鴇村 ④

 授業が全て終了し、終礼の時間になる。今日もいつのまにかこんな時間になっていた、というようなあっという間の半日だった。


「じゃあ、明日も元気で来てくださいね。皆さん、さようなら」

「さようなら」


 朝と同じように元気な声を先生に返し、生徒たちは解散する。

 俺たちはとりあえず、これからどうするかを相談するために、教室の真ん中あたりに集まった。


「日暮れまでは外で遊びたいな、俺は」

「私もー」


 ドッジボールの決着がついていないこともあって、俺とクウは遊びに行きたい気分になっている。

 けれど、ヒカルはちょっと心配げな表情で、


「んー、タロウくんも誘いたいけどなあ。今誘っても、かえって迷惑なだけかな」

「一度誘ってみるよ」


 それで気が紛れればいいし、乗り気になれないならきっぱり断るだろう。迷惑になるかも、なんて考える必要はない。俺は鞄を取って帰ろうとしているタロウの所へ歩み寄っていき、


「タロウ、これからちょっと遊んでかないか?」


 と、あくまでいつもと変わらぬ調子で声を掛けてみた。


「ああ……いや、悪い。今日は遠慮しておくよ。また今度」


 寂しげにはにかむと、タロウは僅かに頭を下げて、俺の前を通り過ぎ、教室から出て行った。

 遊んで忘れよう、とはいかないようだ。


「駄目だったか」

「みたいだね」


 ヒカルが仕方がないと首を振り、クウは全員を見回しながら、


「ううん、どうする?」

「僕は帰ろうかなあ……。タロウが元気になったら、五人で遊ぼうよ」

「うーん、そうしよっか?」


 ヒカルの言葉に、ツバサが賛同の意を示した。どうやら帰る方向に気分が進んでいるらしい。


「仕方ないな、あいつが早く元気出すことを祈るか」

「そうだね。ジロウくんが元気になって、心配することが無くなればいいね」

「うんうん」


 ジロウくんがどんな病状なのかは分からないし、クウに詳しく聞くのも何となく憚られるが。

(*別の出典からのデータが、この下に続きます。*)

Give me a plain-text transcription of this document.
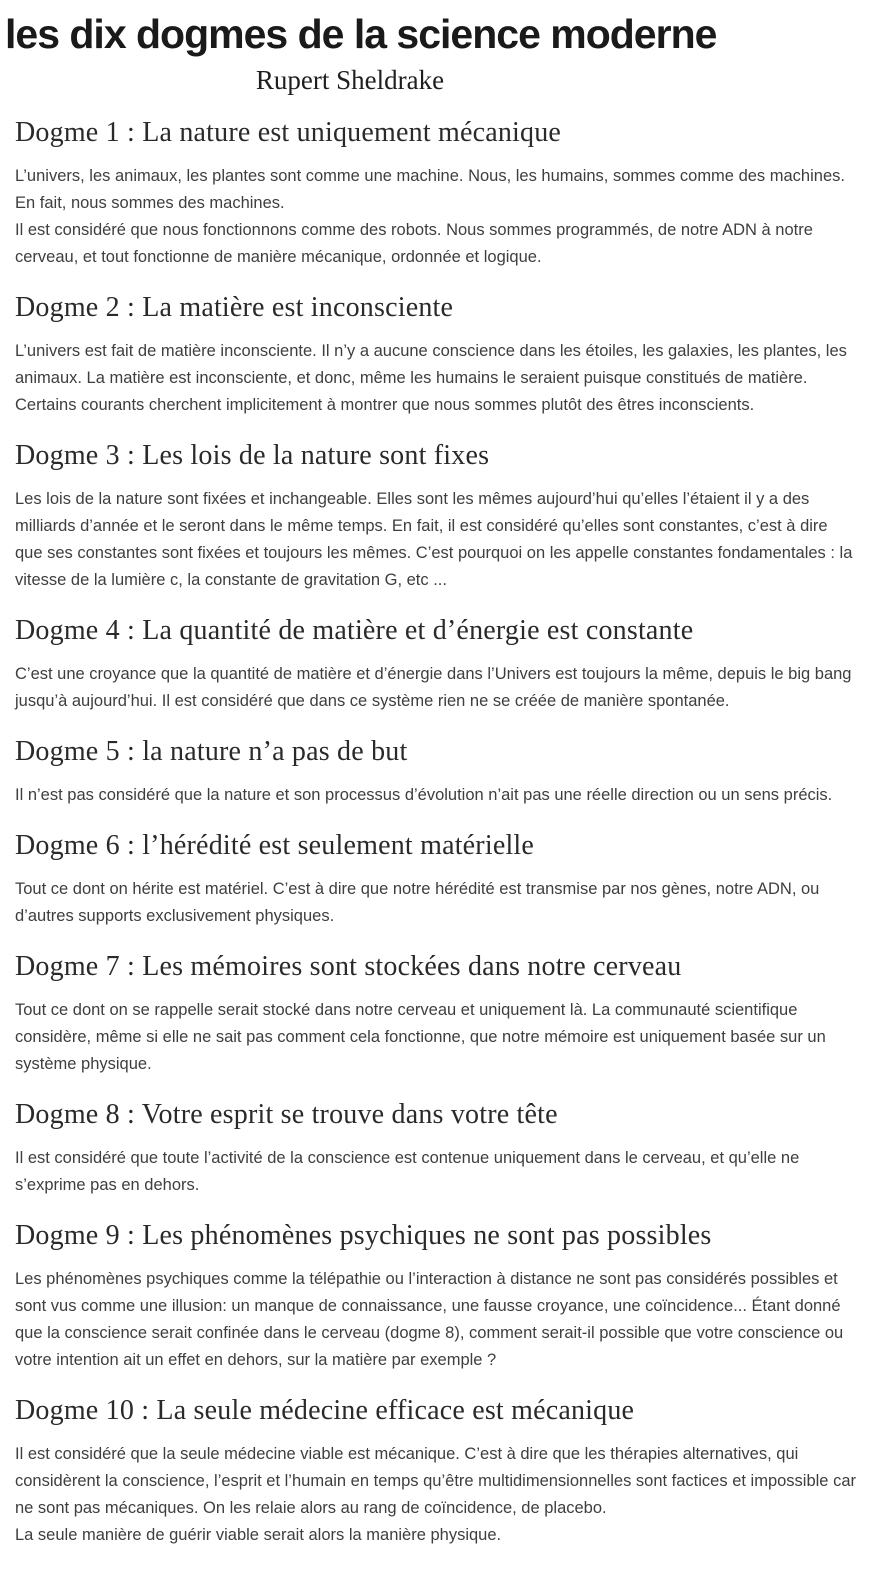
les dix dogmes de la science moderne
Rupert Sheldrake
Dogme 1 : La nature est uniquement mécanique

L’univers, les animaux, les plantes sont comme une machine. Nous, les humains, sommes comme des machines. En fait, nous sommes des machines.

Il est considéré que nous fonctionnons comme des robots. Nous sommes programmés, de notre ADN à notre cerveau, et tout fonctionne de manière mécanique, ordonnée et logique.

Dogme 2 : La matière est inconsciente

L’univers est fait de matière inconsciente. Il n’y a aucune conscience dans les étoiles, les galaxies, les plantes, les animaux. La matière est inconsciente, et donc, même les humains le seraient puisque constitués de matière. Certains courants cherchent implicitement à montrer que nous sommes plutôt des êtres inconscients.

Dogme 3 : Les lois de la nature sont fixes

Les lois de la nature sont fixées et inchangeable. Elles sont les mêmes aujourd’hui qu’elles l’étaient il y a des milliards d’année et le seront dans le même temps. En fait, il est considéré qu’elles sont constantes, c’est à dire que ses constantes sont fixées et toujours les mêmes. C’est pourquoi on les appelle constantes fondamentales : la vitesse de la lumière c, la constante de gravitation G, etc ...

Dogme 4 : La quantité de matière et d’énergie est constante

C’est une croyance que la quantité de matière et d’énergie dans l’Univers est toujours la même, depuis le big bang jusqu’à aujourd’hui. Il est considéré que dans ce système rien ne se créée de manière spontanée.

Dogme 5 : la nature n’a pas de but

Il n’est pas considéré que la nature et son processus d’évolution n’ait pas une réelle direction ou un sens précis.

Dogme 6 : l’hérédité est seulement matérielle

Tout ce dont on hérite est matériel. C’est à dire que notre hérédité est transmise par nos gènes, notre ADN, ou d’autres supports exclusivement physiques.

Dogme 7 : Les mémoires sont stockées dans notre cerveau

Tout ce dont on se rappelle serait stocké dans notre cerveau et uniquement là. La communauté scientifique considère, même si elle ne sait pas comment cela fonctionne, que notre mémoire est uniquement basée sur un système physique.

Dogme 8 : Votre esprit se trouve dans votre tête

Il est considéré que toute l’activité de la conscience est contenue uniquement dans le cerveau, et qu’elle ne s’exprime pas en dehors.

Dogme 9 : Les phénomènes psychiques ne sont pas possibles

Les phénomènes psychiques comme la télépathie ou l’interaction à distance ne sont pas considérés possibles et sont vus comme une illusion: un manque de connaissance, une fausse croyance, une coïncidence... Étant donné que la conscience serait confinée dans le cerveau (dogme 8), comment serait-il possible que votre conscience ou votre intention ait un effet en dehors, sur la matière par exemple ?

Dogme 10 : La seule médecine efficace est mécanique

Il est considéré que la seule médecine viable est mécanique. C’est à dire que les thérapies alternatives, qui considèrent la conscience, l’esprit et l’humain en temps qu’être multidimensionnelles sont factices et impossible car ne sont pas mécaniques. On les relaie alors au rang de coïncidence, de placebo.

La seule manière de guérir viable serait alors la manière physique.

 一日でも早くその病が治ってほしいと、俺たちは願っている。

 ヒカルとクウは帰る方向が違うので、二人で仲良く帰って行った。

 それじゃあ俺たちも帰ろうか、とツバサを促す。

 そして、歩き出そうとしたときだった。

 大きな影が俺たちを覆い、一瞬で過ぎて行った。

 何だろう、と空を仰ぎ見る。

 そこには――トキがいた。

 一羽じゃない。二羽のトキ。


「あっ……!」


 その姿を見た途端、俺はツバサの手を握り、後を追いかけていた。


「ワ、ワタルくん!?」

「ちょっと一緒に来てくれ、ツバサ!」


 詳しいことを言うと恥ずかしくなってしまうので、俺はそれだけを言い、トキの後を追いかけ始める。